US original and the true first book edition; the census claim is correct. It was preceded only by the magazine serial in Astounding Stories (1934), which the book text follows. There is no early competing British edition — the first British publication is a Sphere paperback in 1977, thirty years later — so no UK-vs-US precedence question arises. Williamson was a Portales, New Mexico author, and this was his first appearance between hard covers.

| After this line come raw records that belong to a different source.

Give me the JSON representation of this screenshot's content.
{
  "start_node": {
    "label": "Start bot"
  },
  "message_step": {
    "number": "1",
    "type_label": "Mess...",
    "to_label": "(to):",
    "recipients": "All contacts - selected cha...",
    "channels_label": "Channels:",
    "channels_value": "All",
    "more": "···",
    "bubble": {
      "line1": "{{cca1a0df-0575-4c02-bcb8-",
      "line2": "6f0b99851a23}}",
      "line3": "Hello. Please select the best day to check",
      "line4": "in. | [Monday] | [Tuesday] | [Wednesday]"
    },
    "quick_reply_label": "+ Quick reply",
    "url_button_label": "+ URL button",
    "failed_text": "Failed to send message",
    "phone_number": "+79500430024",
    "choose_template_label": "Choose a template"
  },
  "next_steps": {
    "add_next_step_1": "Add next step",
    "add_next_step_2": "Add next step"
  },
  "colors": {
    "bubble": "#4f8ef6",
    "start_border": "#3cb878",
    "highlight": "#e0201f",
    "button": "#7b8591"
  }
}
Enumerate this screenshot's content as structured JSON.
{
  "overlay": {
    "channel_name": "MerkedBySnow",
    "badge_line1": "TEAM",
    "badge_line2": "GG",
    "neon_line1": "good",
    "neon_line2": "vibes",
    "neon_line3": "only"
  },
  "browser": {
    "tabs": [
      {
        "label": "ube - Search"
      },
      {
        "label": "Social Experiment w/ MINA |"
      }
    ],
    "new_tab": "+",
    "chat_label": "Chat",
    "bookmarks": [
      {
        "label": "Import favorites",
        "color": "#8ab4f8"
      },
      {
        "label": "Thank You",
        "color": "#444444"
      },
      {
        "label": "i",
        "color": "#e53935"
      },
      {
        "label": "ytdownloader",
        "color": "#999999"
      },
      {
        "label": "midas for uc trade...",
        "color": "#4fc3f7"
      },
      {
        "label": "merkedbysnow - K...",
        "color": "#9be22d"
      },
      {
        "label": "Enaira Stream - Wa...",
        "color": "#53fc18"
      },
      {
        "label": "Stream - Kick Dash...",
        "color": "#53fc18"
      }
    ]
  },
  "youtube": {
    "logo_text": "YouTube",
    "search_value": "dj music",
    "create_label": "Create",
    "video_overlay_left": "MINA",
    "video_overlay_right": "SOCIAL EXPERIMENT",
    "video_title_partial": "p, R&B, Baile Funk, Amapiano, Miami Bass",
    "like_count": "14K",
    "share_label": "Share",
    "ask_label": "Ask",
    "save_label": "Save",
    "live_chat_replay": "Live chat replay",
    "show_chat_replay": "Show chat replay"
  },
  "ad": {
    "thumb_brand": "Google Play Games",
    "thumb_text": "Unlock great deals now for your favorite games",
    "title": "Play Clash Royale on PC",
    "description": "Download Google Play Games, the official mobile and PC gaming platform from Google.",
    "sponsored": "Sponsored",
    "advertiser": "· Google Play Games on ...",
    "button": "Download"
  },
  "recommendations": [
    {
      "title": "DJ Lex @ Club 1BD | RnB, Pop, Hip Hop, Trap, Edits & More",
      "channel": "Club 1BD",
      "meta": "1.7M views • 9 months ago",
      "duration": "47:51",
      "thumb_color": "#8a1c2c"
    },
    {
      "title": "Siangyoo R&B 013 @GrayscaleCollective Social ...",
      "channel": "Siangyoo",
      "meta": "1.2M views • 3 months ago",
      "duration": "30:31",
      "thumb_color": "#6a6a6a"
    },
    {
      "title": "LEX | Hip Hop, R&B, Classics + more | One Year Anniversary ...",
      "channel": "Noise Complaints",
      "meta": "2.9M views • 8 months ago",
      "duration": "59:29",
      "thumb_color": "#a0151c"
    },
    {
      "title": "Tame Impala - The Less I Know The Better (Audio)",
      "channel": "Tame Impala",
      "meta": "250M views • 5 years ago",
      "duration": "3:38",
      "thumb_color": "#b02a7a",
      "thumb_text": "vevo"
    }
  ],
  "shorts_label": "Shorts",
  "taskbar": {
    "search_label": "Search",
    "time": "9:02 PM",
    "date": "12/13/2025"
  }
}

## Telling it from reprints & book-club editions
The most dangerous reprint tell for this title is the First Edition Library (Shelton, Connecticut) facsimile, a page-for-page reproduction of the 1947 Fantasy Press edition that reproduces the original copyright page — including its "First Edition" statement. FEL facsimiles were issued in an illustrated paper-covered slipcase/box and carry an FEL facsimile notice; the presence of the slipcase, or of any FEL identification, marks the copy as a modern facsimile rather than a 1947 Fantasy Press sheet. Separately, Quill & Brush notes Fantasy Press's "First Edition" statement was sometimes left standing on offset reprints bearing other publishers' imprints, so the imprint must always be read alongside the statement.